Aber reicht es für das Leben aus, ein solcher formaler Beweis? Die philosophische Einsicht der Wahrheit verlangt mehr als das Formale. Denn, selbst wenn auf der formalen Ebene etwas mit Notwendigkeit eingesehen wird (wenn man nicht gerade so stur oder widerspenstig ist), so fehlt es noch die inhaltliche Füllung. Dem oben angeführten Argument zufolge gibt es also Wahrheit. Aber welche?

Diese Frage ist eigentlich die entscheidende Frage: Was ist dann wirklich wahr?

Es kann nicht der Fall sein, dass das Wahre allein in den Begriffen stecken bleibt. Wie verhält sich das Leben zu den Begriffen?
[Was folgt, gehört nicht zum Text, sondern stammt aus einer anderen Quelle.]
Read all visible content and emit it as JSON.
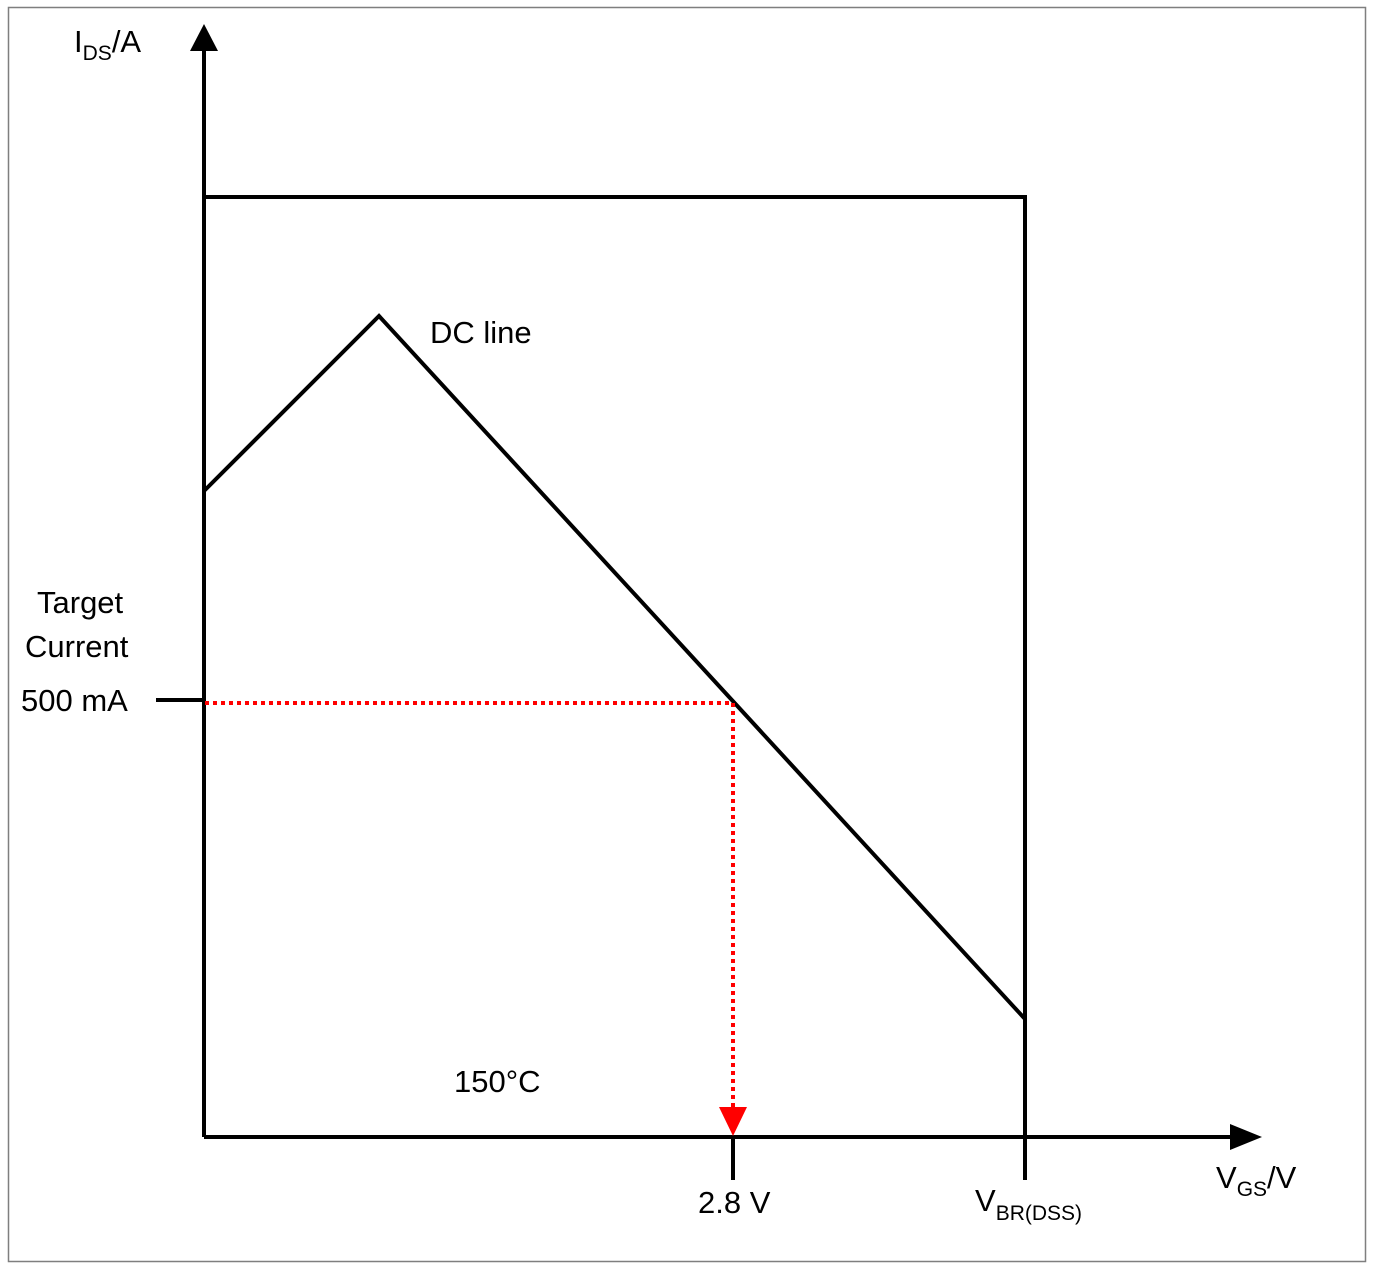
{
  "diagram": {
    "y_axis": {
      "symbol": "I",
      "subscript": "DS",
      "unit": "/A"
    },
    "x_axis": {
      "symbol": "V",
      "subscript": "GS",
      "unit": "/V"
    },
    "curve_label": "DC line",
    "temperature_label": "150°C",
    "target": {
      "caption_line1": "Target",
      "caption_line2": "Current",
      "current_label": "500 mA",
      "voltage_label": "2.8 V"
    },
    "breakdown": {
      "symbol": "V",
      "subscript": "BR(DSS)"
    },
    "colors": {
      "lines": "#000000",
      "target_marker": "#ff0000",
      "border": "#7f7f7f",
      "background": "#ffffff"
    }
  }
}
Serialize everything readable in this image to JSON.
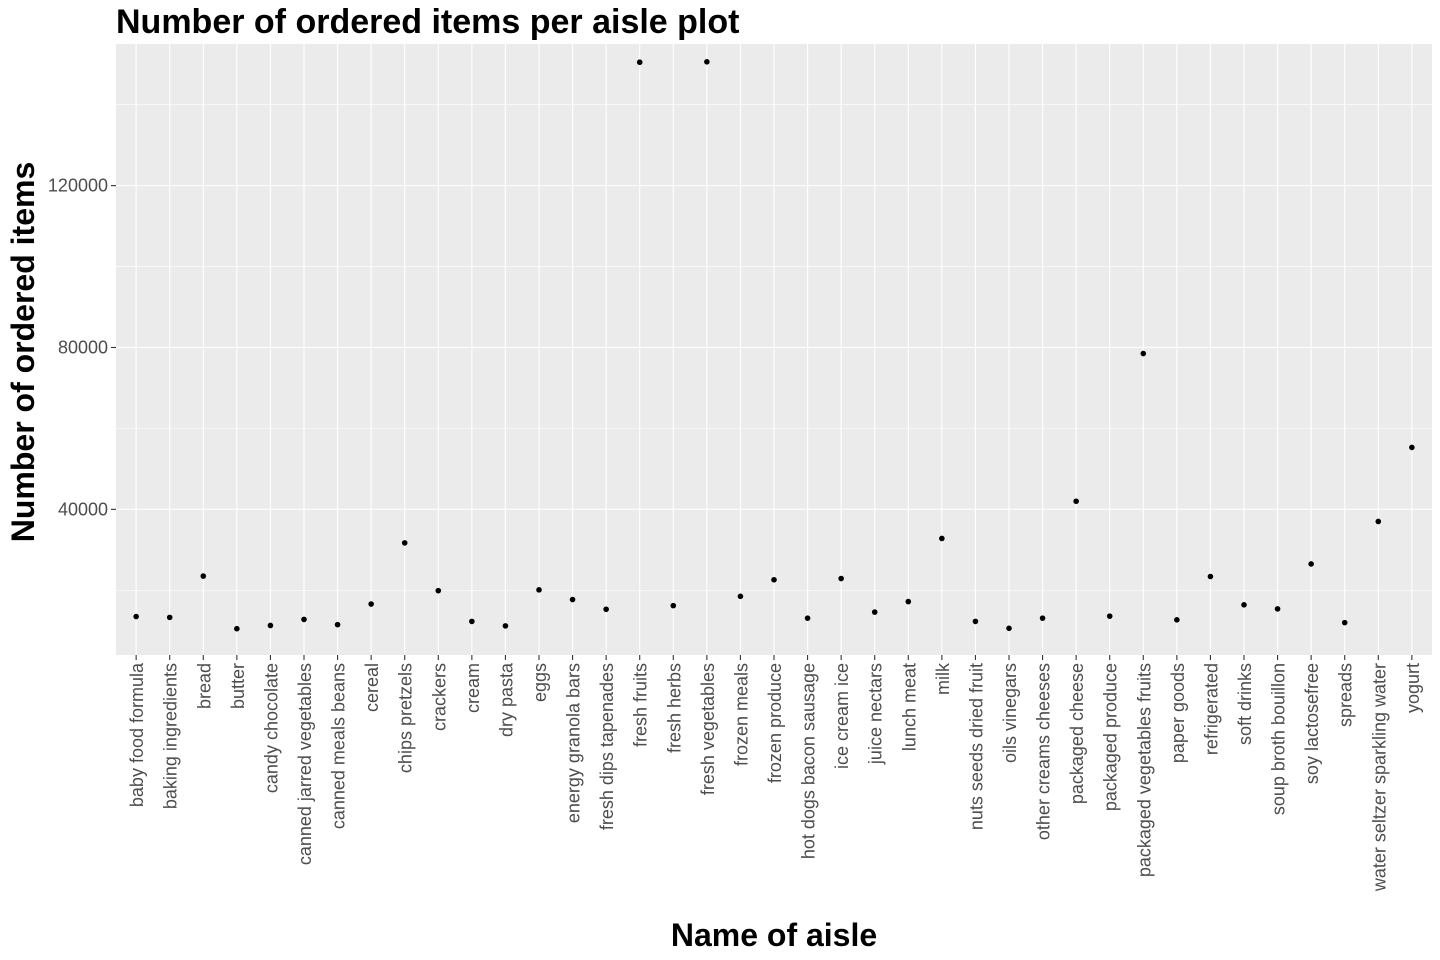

Oder anders: Wie verhalten sich Leben und Begreifen zueinander? Ein Begriff dient dem Begreifen von Sachverhalten. Das Leben wäre aber nicht möglich, wenn der Mensch gar nicht begreift. Wenn der Mensch aber versucht, seinen Verstand zu gebrauchen, dann bricht für ihn nun ein Pandämonium von Begriffen aus. Die Begriffe der Philosophie sind es letzten Endes auch nur Benennungen, und der Philosoph verfügt über die Begriffe und hantiert mit ihnen, wie ein Handwerker seine Werkzeuge gebraucht. Ein Handwerker, wie ein Schreiner, gebraucht seine Werkzeuge, um Möbel herzustellen. Wenn ein Philosoph mit den Begriffen hantiert, was stellt er dann her? Vielleicht auch Möbelstücke, in einem abstrackten Sinne, die dazu dient, dass man den Innenraum seiner Seele einrichten kann.

Deswegen ist es immer ein richtiger Ratschlag, wie er schon seit Sokrates ausgesprochen und weitergegeben wird, dass ein Student der Philosophie den Ort der Begriffe in seinem eigenen Leben untersuchen muss, bevor er versucht, sie im Allgemeinen zu behandeln. Heutzutage gestaltet sich das Studium der Philosophie so, dass man zuerst bestimmte Texte verstehen muss.

Wenn man sich aber auf das eigene Leben konzentrieren kann, um sich selbst zu erkennen, könnte man dann nicht von dort her die anderen Texte besser verstehen? Denn die Philosophen haben sich auch auf ihr Leben konzentriert und etwas entdeckt, was wahr ist. Daraus sind Werke entstanden, die zum Bausteinen des Fundaments einer ganzen Zivilisation geworden sind.